Ultimo aggiornamento  21 maggio 2019 08:32

Lamborghini Urus, stazione 24.

Monica Secondino ·

“SinceWeMadeItPossible”: è questo il motto che accoglie i visitatori nei nuovi 80.000 metri quadrati della fabbrica dedicata al super suv Urus di Lamborghini. Un impianto 4.0 che si chiama Manifattura Lamborghini: l'ossimoro esprime il fatto che molto del processo produttivo è automatizzato, informatizzato e digitalizzato, ma l’assemblaggio delle auto viene fatto tutto interamente a mano.

Identità conservata

A Sant’Agata Bolognese ci tengono a mantenere l’identità del brand, che mette l’uomo al centro e fa dell’artigianalità un cavallo di battaglia. Se già per sviluppare il progetto Urus è stata utilizzata la realtà virtuale, quando si entra nel nuovo stabilimento si viene quasi abbagliati dal bianco del padiglione, con intelaiature sospese a formare uno scheletro: sembra l’ambientazione di un videogioco.
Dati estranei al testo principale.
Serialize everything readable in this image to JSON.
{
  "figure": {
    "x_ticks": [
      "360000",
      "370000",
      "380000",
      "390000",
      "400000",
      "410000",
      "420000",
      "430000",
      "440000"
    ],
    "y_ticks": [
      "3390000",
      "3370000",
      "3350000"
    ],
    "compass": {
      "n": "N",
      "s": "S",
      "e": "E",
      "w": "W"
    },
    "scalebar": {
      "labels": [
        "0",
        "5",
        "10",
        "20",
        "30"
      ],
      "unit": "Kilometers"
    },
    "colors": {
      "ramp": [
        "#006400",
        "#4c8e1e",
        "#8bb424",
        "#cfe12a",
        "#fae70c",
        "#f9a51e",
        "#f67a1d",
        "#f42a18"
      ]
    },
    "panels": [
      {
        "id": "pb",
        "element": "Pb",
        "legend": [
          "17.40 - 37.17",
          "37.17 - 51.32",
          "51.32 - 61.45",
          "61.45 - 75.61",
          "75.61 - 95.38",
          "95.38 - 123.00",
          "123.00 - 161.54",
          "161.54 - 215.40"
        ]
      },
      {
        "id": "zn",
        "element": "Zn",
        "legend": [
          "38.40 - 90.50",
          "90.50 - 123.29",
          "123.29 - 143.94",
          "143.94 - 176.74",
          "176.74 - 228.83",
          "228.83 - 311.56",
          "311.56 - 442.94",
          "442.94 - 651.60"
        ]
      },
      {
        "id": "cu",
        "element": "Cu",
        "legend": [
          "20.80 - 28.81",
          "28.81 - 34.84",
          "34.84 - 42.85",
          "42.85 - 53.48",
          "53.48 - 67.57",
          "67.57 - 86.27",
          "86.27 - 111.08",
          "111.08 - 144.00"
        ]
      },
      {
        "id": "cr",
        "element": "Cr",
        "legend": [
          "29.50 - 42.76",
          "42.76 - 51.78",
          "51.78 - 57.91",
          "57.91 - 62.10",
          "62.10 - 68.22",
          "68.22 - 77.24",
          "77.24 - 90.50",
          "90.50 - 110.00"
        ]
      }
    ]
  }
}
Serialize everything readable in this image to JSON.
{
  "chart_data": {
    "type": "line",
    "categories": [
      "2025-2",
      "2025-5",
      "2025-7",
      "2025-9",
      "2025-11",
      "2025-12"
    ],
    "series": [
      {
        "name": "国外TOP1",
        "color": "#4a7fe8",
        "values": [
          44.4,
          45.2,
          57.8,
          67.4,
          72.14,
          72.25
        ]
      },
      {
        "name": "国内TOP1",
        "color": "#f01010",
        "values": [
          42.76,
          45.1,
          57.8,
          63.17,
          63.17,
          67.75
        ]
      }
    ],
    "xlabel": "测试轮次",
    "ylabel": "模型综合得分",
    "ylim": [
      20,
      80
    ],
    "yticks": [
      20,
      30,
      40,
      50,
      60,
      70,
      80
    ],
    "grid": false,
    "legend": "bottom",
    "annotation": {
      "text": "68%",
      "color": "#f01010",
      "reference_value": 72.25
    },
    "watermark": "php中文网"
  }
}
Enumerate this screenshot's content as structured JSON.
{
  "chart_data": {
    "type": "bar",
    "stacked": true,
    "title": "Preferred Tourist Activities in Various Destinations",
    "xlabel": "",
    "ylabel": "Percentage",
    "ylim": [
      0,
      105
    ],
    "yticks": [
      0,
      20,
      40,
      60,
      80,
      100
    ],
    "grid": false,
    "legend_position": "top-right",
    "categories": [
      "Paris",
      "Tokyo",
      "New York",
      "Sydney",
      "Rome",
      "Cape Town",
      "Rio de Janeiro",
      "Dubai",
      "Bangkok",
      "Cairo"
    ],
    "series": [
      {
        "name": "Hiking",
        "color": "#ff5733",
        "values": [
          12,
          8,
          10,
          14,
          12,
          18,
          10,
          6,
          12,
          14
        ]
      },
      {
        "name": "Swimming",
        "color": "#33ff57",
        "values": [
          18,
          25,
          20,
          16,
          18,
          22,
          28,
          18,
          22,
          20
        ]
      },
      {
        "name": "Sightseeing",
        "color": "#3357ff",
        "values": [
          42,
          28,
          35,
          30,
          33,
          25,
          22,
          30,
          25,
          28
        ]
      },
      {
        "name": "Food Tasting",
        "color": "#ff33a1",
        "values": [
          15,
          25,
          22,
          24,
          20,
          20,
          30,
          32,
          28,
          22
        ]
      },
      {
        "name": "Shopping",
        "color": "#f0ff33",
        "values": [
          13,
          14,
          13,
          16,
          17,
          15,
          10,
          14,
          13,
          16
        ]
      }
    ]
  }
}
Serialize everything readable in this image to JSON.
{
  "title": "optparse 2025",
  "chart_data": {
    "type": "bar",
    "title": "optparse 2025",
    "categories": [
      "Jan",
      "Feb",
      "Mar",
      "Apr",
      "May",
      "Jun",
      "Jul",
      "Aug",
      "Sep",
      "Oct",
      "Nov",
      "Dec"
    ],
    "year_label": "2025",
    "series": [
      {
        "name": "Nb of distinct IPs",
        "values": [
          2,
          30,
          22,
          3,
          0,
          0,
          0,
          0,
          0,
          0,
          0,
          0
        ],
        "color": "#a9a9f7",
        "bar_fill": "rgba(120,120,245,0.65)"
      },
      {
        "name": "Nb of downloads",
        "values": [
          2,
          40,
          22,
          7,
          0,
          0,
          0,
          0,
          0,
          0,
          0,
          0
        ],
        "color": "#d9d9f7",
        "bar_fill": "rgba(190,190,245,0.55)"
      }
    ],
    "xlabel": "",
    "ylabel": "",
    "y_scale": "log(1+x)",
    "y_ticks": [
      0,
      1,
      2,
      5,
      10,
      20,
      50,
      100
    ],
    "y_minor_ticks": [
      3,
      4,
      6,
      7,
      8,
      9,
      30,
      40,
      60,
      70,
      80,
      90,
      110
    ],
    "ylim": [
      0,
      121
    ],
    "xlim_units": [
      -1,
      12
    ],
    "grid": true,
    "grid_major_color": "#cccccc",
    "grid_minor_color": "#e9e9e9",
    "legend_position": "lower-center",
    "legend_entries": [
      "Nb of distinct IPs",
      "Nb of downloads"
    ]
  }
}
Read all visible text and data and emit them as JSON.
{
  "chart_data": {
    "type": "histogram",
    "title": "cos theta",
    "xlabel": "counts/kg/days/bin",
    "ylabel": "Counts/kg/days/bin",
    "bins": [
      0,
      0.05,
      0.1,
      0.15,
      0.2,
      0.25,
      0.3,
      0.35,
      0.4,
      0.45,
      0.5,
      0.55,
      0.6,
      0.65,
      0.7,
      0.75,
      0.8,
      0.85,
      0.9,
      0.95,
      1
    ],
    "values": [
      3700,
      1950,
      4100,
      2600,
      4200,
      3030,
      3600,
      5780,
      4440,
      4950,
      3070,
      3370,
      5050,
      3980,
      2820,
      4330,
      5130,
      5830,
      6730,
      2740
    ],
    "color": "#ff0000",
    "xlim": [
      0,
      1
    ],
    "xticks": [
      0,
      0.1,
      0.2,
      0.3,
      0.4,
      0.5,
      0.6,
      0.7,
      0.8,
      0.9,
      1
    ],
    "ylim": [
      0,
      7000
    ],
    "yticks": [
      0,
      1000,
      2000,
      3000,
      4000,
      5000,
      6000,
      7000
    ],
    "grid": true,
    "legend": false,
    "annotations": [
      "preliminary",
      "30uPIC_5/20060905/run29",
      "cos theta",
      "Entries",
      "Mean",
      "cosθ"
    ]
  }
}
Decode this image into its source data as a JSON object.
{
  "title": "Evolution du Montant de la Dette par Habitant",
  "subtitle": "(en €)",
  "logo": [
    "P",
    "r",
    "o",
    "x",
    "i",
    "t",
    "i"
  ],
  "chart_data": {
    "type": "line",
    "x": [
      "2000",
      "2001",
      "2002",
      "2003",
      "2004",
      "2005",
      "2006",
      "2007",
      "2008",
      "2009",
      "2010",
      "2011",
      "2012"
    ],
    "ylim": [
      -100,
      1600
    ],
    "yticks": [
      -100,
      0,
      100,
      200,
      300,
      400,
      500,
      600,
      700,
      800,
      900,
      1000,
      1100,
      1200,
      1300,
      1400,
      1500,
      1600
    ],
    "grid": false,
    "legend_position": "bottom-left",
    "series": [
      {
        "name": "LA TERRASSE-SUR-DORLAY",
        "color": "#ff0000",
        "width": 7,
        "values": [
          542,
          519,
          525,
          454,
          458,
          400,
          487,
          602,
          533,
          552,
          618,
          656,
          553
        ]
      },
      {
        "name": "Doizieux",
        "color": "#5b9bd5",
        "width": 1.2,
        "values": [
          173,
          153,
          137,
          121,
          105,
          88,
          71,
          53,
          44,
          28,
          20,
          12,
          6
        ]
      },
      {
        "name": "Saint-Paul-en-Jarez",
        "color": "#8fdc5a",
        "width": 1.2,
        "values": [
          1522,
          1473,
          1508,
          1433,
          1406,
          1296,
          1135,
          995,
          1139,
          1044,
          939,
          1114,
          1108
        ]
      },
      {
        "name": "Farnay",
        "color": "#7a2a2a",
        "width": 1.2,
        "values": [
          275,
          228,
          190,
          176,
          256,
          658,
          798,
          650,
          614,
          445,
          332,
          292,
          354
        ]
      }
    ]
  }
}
Poche cose sono ancorate a terra, la maggior parte pende dalla volta altissima del soffitto e, qualora ci dovessero essere cambiamenti nelle fasi produttive, le si potrebbero fare molto velocemente. Ipoteticamente è possibile perfino spostare lo stabilimento altrove.

24 stazioni

Lungo le 24 stazioni di quella che una volta si sarebbe chiamata catena di montaggio, si muovono autonomamente i carrellini AGV (Automated Guided Vehicle) tramite GPS, WiFi e sensori sul pavimento che li aiutano ad orientarsi.

Si parte dalla stazione 0, dove arriva la scocca di Urus, che poi inizia ad essere “vestita” dagli uomini lungo il percorso. Non gira neanche un foglio di carta, tutto è basato sul MES: Manufacturing Execution System, un software che registra e controlla tutto quello che accade, da come si spostano i carrelli a quali operazioni sono state effettuate: tutto in cloud e completamente paperless. In ogni isola c’è un computer e le persone addette alla produzione hanno un braccialetto al polso col quale fanno login per scambiare informazioni direttamente col cervellone. E’ una fabbrica 4.0 ma non ci sono “automi” in gabbia: si vedono principalmente uomini indaffarati e concentrati, affiancati solo da tre robot. Il primo è quello che si occupa di stendere la colla sui vetri della Urus, ma poi sono gli addetti che li appoggiano all’auto. C’è poi quello che avvita tutto il powertrain alla macchina e infine l’ultimo che prende le ruote da un carrello e le porta ad altezza operatore. I robot non sostituiscono mai l’uomo ma vengono utilizzati solo dove serve precisione e serialità.

20 auto al giorno

Ogni giorno vengono costruiti 5 suv. Questo almeno finché la produzione non arriverà a regime, quando dovrebbe toccare almeno i 20 pezzi giornalieri. La verniciatura per ora viene esternalizzata, se ne occupa la Carrozzeria Imperiale che da sempre dà il colore alle auto di Sant’Agata. Questo fin quando non sarà pronto il reparto di verniciatura interno, che è in corso di realizzazione.

Dopo la stazione 24 sulla Urus iniziano le attività di controllo. Si parte da quello estetico per passare poi a quello delle centraline, visto che ne ha circa 130. Viene quindi controllato tutto il sottoscocca dell’auto, prima di inserirla in una specie di box di vetro dove viene effettuato il test del motore acceso: su barre in movimento si fa girare l’auto fino a 140 chilometri orari, prima di portarla all’aria aperta per le prove su strada e quindi consegnarla al fortunato proprietario.